Konsistensi tokoh yang sangat jawasentris. Tergambar dalam tokoh beramana Kek Amin, representasi dari penulis. “Setiap sampai di rumah, Kakek Amin terus saja mengumpat dan mengutuk dirinya yang selalu saja tak mampu mempertahankan pendiriannya. Dalam hal ini memberikan sebuah bukti kalau konsistensi tokoh menunjukkan bahwa ada sebuah keseriusan dalam penggarapan karya sastra. Bahkan  dalam membentuk sebuah pendirian orang tua sangat wajar ketika sangat kuat tidak plin-plan sangat memberikan dedikasi yang relevansi.
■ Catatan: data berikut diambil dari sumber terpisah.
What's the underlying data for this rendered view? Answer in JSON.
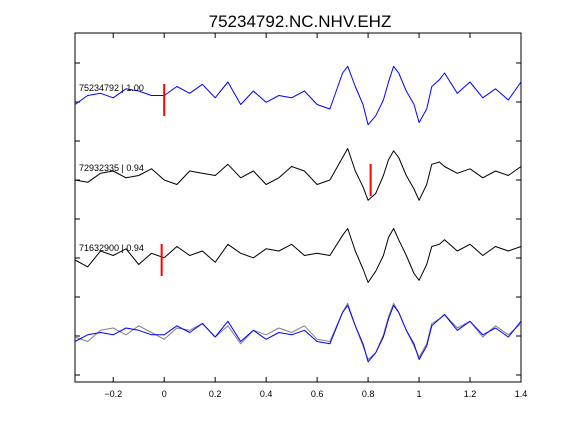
{
  "chart_data": {
    "type": "line",
    "title": "75234792.NC.NHV.EHZ",
    "xlabel": "",
    "ylabel": "",
    "xlim": [
      -0.35,
      1.4
    ],
    "x_ticks": [
      -0.2,
      0,
      0.2,
      0.4,
      0.6,
      0.8,
      1,
      1.2,
      1.4
    ],
    "x_tick_labels": [
      "−0.2",
      "0",
      "0.2",
      "0.4",
      "0.6",
      "0.8",
      "1",
      "1.2",
      "1.4"
    ],
    "grid": false,
    "colors": {
      "primary": "#0000ff",
      "secondary": "#000000",
      "overlay": "#808080",
      "pick": "#ff0000"
    },
    "traces": [
      {
        "label": "75234792 | 1.00",
        "color": "#0000ff",
        "offset": 3,
        "pick_time": 0.0,
        "x": [
          -0.35,
          -0.3,
          -0.25,
          -0.2,
          -0.15,
          -0.1,
          -0.05,
          0,
          0.05,
          0.1,
          0.15,
          0.2,
          0.25,
          0.3,
          0.35,
          0.4,
          0.45,
          0.5,
          0.55,
          0.6,
          0.65,
          0.7,
          0.72,
          0.75,
          0.78,
          0.8,
          0.83,
          0.86,
          0.88,
          0.9,
          0.92,
          0.95,
          0.98,
          1.0,
          1.03,
          1.05,
          1.08,
          1.1,
          1.15,
          1.2,
          1.25,
          1.3,
          1.35,
          1.4
        ],
        "y": [
          -0.1,
          0.1,
          0.15,
          0.05,
          0.25,
          0.2,
          0.1,
          0.1,
          0.3,
          0.15,
          0.35,
          0.05,
          0.4,
          -0.1,
          0.2,
          -0.05,
          0.1,
          0.05,
          0.2,
          -0.1,
          -0.2,
          0.6,
          0.75,
          0.3,
          -0.1,
          -0.55,
          -0.35,
          0.0,
          0.4,
          0.75,
          0.6,
          0.2,
          -0.1,
          -0.5,
          -0.2,
          0.3,
          0.45,
          0.6,
          0.15,
          0.4,
          0.05,
          0.25,
          0.0,
          0.4
        ]
      },
      {
        "label": "72932335 | 0.94",
        "color": "#000000",
        "offset": 2,
        "pick_time": 0.81,
        "x": [
          -0.35,
          -0.3,
          -0.25,
          -0.2,
          -0.15,
          -0.1,
          -0.05,
          0,
          0.05,
          0.1,
          0.15,
          0.2,
          0.25,
          0.3,
          0.35,
          0.4,
          0.45,
          0.5,
          0.55,
          0.6,
          0.65,
          0.7,
          0.72,
          0.75,
          0.78,
          0.8,
          0.83,
          0.86,
          0.88,
          0.9,
          0.92,
          0.95,
          0.98,
          1.0,
          1.03,
          1.05,
          1.08,
          1.1,
          1.15,
          1.2,
          1.25,
          1.3,
          1.35,
          1.4
        ],
        "y": [
          0.0,
          -0.05,
          0.15,
          0.2,
          0.05,
          0.1,
          0.25,
          0.0,
          -0.1,
          0.2,
          0.15,
          0.1,
          0.35,
          0.05,
          0.2,
          -0.1,
          0.05,
          0.3,
          0.2,
          -0.1,
          0.0,
          0.5,
          0.7,
          0.2,
          -0.15,
          -0.45,
          -0.3,
          0.1,
          0.45,
          0.65,
          0.5,
          0.1,
          -0.2,
          -0.45,
          -0.1,
          0.35,
          0.4,
          0.3,
          0.15,
          0.25,
          0.05,
          0.2,
          0.1,
          0.3
        ]
      },
      {
        "label": "71632900 | 0.94",
        "color": "#000000",
        "offset": 1,
        "pick_time": -0.01,
        "x": [
          -0.35,
          -0.3,
          -0.25,
          -0.2,
          -0.15,
          -0.1,
          -0.05,
          0,
          0.05,
          0.1,
          0.15,
          0.2,
          0.25,
          0.3,
          0.35,
          0.4,
          0.45,
          0.5,
          0.55,
          0.6,
          0.65,
          0.7,
          0.72,
          0.75,
          0.78,
          0.8,
          0.83,
          0.86,
          0.88,
          0.9,
          0.92,
          0.95,
          0.98,
          1.0,
          1.03,
          1.05,
          1.08,
          1.1,
          1.15,
          1.2,
          1.25,
          1.3,
          1.35,
          1.4
        ],
        "y": [
          0.0,
          -0.15,
          0.2,
          0.1,
          0.25,
          -0.1,
          0.15,
          0.05,
          0.3,
          0.1,
          0.2,
          -0.05,
          0.35,
          0.15,
          0.05,
          0.25,
          0.2,
          0.35,
          0.1,
          0.15,
          0.1,
          0.55,
          0.7,
          0.2,
          -0.2,
          -0.5,
          -0.25,
          0.1,
          0.5,
          0.7,
          0.45,
          0.1,
          -0.3,
          -0.45,
          -0.1,
          0.3,
          0.35,
          0.45,
          0.2,
          0.35,
          0.1,
          0.3,
          0.2,
          0.3
        ]
      },
      {
        "label": "",
        "color": "#808080",
        "offset": 0,
        "pick_time": null,
        "x": [
          -0.35,
          -0.3,
          -0.25,
          -0.2,
          -0.15,
          -0.1,
          -0.05,
          0,
          0.05,
          0.1,
          0.15,
          0.2,
          0.25,
          0.3,
          0.35,
          0.4,
          0.45,
          0.5,
          0.55,
          0.6,
          0.65,
          0.7,
          0.72,
          0.75,
          0.78,
          0.8,
          0.83,
          0.86,
          0.88,
          0.9,
          0.92,
          0.95,
          0.98,
          1.0,
          1.03,
          1.05,
          1.08,
          1.1,
          1.15,
          1.2,
          1.25,
          1.3,
          1.35,
          1.4
        ],
        "y": [
          0.0,
          -0.1,
          0.15,
          0.2,
          0.05,
          0.25,
          0.1,
          -0.05,
          0.2,
          0.15,
          0.3,
          0.0,
          0.25,
          -0.15,
          0.15,
          0.05,
          0.2,
          0.1,
          0.25,
          -0.05,
          -0.1,
          0.55,
          0.75,
          0.25,
          -0.2,
          -0.5,
          -0.35,
          0.05,
          0.45,
          0.75,
          0.55,
          0.15,
          -0.2,
          -0.45,
          -0.15,
          0.3,
          0.4,
          0.5,
          0.2,
          0.35,
          0.0,
          0.25,
          0.05,
          0.3
        ]
      },
      {
        "label": "",
        "color": "#0000ff",
        "offset": 0,
        "pick_time": null,
        "x": [
          -0.35,
          -0.3,
          -0.25,
          -0.2,
          -0.15,
          -0.1,
          -0.05,
          0,
          0.05,
          0.1,
          0.15,
          0.2,
          0.25,
          0.3,
          0.35,
          0.4,
          0.45,
          0.5,
          0.55,
          0.6,
          0.65,
          0.7,
          0.72,
          0.75,
          0.78,
          0.8,
          0.83,
          0.86,
          0.88,
          0.9,
          0.92,
          0.95,
          0.98,
          1.0,
          1.03,
          1.05,
          1.08,
          1.1,
          1.15,
          1.2,
          1.25,
          1.3,
          1.35,
          1.4
        ],
        "y": [
          -0.1,
          0.05,
          0.1,
          0.05,
          0.2,
          0.15,
          0.05,
          0.05,
          0.25,
          0.1,
          0.3,
          0.0,
          0.35,
          -0.1,
          0.15,
          -0.05,
          0.1,
          0.05,
          0.15,
          -0.1,
          -0.15,
          0.55,
          0.7,
          0.25,
          -0.15,
          -0.55,
          -0.35,
          0.0,
          0.4,
          0.7,
          0.55,
          0.15,
          -0.15,
          -0.5,
          -0.2,
          0.25,
          0.4,
          0.5,
          0.15,
          0.35,
          0.05,
          0.2,
          0.0,
          0.35
        ]
      }
    ]
  }
}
Kesuksesan seorang akademis senantiasa menulis dengan begitu rapi. Tidak dipungkiri karena sesuai dengan disiplin  ilmu yang digeluti, sesuai dengan jurusan masa kuliah Pendidikan Bahasa dan Sastra Indonesia dan sekarang menjadi dosen di jurusan pendidikan bahasa dan sastra Indonesia Unisma.

Akhirul Kalam, tulisan ini sangat baik mengemas cerita dengan sebuah lokalitas. Terkontaminasi latar belakang sosial budaya. Namun tidak mengurangi kenikmatan membaca “Tiba Sebelum Berangkat” (Gramedia 2018) karya Faisal Oddang.